Чужие радости видел, чужие праздники слушал, чужие дети на моих глазах росли. Я им всем, как мебель старая, нужная, пока не надоест.
Только вот одно утешение, люди разные, но доброта у всех одинакова. Барин бывало груб, да не злой. Барыня строгая, да с душой. Павлуша, с гонором, а всё ж не скотина, как иной чиновник, а Ксения… Та и вовсе ангел земной.
Иногда, как глаза прикрою, вижу их всех. Павлуша молодой, с усмешкой, Ксения с сыном на руках, барин у самовара, барыня над бельём ворчит. Всё это далеко, а будто вчера.
Я теперь у сестры своей живу, в деревне, на окраине. Избы тут перекошенные, люди бедствуют, но смеются. Молодёжь, правда, всё какая-то новая пошла. Всё им что-то «по науке», да «по разуму». Бога стыдятся, стариков не слушают.
— Это, дядя Савелий, — говорят, — всё предрассудки!
А я им:
— Может, и предрассудки, да совесть с ними жила. А вы без неё, что птица без крыльев.
Они смеются, а я махну рукой. Пусть живут, как знают. Мне уже не до споров.
По ночам часто не сплю. В груди жжёт, руки мёрзнут, сердце будто в кулак кто сжал. Тогда я свечку зажигаю и тихонько шепчу молитву, как раньше в людской:
> «Господи, благодарю Тебя за всё, что дал и за всё, что отнял».
И ведь правда, за всё благодарю. Был хлеб, была работа, были люди, что добрым словом поминали. Чего ещё нужно старику?
Вспоминаю, как лет пять назад провожал меня Павлуша с Ксенией. Стояли у ворот, снег под ногами скрипел, а у неё на руках младенец. Сказали тогда: «Спасибо, Савелий».
А больше мне ни от кого такого слова и не надо.
Иногда ко мне заходит соседский мальчишка, Ванюшка. Любопытный, шустрый. Сядет у печки и спрашивает:
— Дед Савелий, а ты царя видел?
— Царя не видел, сынок. Зато видел, как люди царей боятся.
— А барина видел?
— Барина, видел. Только, знаешь, барин тоже человек. Спит, ест и ошибается. Разница лишь в том, что ему прощают, а тебе, нет.
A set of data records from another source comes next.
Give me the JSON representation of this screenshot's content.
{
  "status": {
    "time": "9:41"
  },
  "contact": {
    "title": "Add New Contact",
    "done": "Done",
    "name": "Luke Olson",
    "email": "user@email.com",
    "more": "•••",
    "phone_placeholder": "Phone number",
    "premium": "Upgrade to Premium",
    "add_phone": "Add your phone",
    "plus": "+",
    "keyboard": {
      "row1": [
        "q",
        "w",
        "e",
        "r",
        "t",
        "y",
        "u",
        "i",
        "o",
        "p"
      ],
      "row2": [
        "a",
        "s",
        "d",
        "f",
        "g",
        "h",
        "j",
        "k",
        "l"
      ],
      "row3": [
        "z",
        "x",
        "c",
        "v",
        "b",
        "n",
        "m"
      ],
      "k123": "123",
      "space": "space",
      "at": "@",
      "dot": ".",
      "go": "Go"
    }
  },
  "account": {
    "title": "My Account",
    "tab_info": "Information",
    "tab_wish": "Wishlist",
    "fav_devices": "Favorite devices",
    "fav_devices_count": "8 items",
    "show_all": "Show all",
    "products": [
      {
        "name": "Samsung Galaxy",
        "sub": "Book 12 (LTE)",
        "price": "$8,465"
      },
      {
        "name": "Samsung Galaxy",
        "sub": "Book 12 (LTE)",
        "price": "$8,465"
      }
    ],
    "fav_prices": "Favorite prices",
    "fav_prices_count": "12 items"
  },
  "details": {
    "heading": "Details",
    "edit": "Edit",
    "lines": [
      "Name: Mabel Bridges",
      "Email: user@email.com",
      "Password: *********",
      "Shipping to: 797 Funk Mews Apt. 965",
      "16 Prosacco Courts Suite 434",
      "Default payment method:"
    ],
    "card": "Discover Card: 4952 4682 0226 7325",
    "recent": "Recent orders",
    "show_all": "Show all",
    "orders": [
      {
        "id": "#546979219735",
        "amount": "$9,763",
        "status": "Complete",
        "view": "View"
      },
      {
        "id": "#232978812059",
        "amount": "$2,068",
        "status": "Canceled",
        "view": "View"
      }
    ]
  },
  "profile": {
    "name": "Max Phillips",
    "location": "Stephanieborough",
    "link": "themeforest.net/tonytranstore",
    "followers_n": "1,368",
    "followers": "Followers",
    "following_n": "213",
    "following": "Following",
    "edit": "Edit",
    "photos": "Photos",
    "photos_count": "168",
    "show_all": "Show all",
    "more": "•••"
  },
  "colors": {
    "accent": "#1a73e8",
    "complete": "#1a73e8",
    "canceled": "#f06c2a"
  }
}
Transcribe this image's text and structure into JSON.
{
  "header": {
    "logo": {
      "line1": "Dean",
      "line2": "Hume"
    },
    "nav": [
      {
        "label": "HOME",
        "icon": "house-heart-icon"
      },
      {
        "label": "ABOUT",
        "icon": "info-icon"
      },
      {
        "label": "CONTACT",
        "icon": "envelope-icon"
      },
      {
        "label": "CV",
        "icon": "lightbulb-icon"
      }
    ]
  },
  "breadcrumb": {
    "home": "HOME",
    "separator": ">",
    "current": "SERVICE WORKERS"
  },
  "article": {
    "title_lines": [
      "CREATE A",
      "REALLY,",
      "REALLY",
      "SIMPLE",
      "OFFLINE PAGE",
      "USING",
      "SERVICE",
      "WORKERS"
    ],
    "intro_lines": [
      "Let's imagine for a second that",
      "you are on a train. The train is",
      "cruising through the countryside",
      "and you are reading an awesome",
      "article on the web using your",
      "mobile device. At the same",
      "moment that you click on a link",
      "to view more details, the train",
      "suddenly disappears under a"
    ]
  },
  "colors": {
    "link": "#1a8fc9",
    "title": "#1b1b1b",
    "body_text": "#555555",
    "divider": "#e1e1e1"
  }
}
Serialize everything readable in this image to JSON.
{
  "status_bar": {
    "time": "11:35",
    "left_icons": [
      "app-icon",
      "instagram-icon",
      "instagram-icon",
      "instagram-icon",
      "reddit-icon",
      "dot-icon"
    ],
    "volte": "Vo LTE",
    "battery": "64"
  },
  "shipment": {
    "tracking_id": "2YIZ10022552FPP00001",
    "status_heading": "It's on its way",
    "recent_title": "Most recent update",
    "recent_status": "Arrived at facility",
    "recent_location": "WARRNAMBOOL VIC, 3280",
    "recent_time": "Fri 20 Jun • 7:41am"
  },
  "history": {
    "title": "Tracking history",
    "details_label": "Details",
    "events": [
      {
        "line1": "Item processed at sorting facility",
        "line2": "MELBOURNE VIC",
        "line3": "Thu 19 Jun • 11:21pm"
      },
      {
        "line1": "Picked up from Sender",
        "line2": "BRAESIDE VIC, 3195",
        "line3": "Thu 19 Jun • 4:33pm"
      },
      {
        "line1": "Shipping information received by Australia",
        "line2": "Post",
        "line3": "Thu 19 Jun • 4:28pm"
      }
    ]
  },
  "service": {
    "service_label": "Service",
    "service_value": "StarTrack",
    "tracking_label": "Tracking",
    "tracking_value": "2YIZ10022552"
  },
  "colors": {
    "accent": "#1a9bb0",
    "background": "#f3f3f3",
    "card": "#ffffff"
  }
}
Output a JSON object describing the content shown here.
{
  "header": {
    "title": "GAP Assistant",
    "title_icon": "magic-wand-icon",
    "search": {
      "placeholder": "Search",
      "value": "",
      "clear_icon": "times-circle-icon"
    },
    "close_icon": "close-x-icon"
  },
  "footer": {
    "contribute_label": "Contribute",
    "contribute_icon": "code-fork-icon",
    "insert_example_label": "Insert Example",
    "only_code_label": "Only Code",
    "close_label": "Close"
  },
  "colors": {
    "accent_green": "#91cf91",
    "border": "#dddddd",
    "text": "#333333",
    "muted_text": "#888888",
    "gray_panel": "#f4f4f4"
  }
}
Мальчишка не всё понимает, но слушает внимательно. Может, хоть слово в нём останется, как семечко.
Сегодня утром чувствую, будто легче стало. Не в теле, нет. В душе. Как-то спокойно. Солнце через занавеску светит, птицы где-то щебечут, пахнет дымом и весной.
Я подумал: видно, скоро пойду. И не страшно.
Главное, чтоб без крика, без лишней суеты. Пусть сестра свечку поставит, а там уж, как Господь решит.
Жизнь ведь, если разобраться, проста. Пришёл, пожил, ушёл. Важно только, чтобы, уходя, не стыдно было оглянуться. А мне не стыдно. Был я простым слугой, а жил по совести. Не богат, не знаменит, но, может, там, на небесах, и для таких местечко найдётся. В уголке, где тепло и тихо.
Пишу эти строки, а перо в руке дрожит. Может, последнее, что пишу. Да и кому сие читать. Не знаю. Может, найдётся кто добрый, прочитает, да и скажет:
> «Жил такой Савелий Иванов, человек смирный, честный».
Этого мне довольно.
Вон за окном ребятишки смеются, петух кукарекает. Жизнь продолжается. А я уже своё отжил.
Закрою глаза, перекрещусь и скажу напоследок:
> «Господи, прими душу раба Твоего Савелия.
Не суди строго, ведь я, всего лишь человек».
И будто слышу ответ, не голосом, не звуком, а просто, тишиной:
> «Хорошо, Савелий. Отдохни».
И всё. Ни боли, ни холода. Только лёгкость.
Как снег под солнцем тает, так и я, тихо, без следа.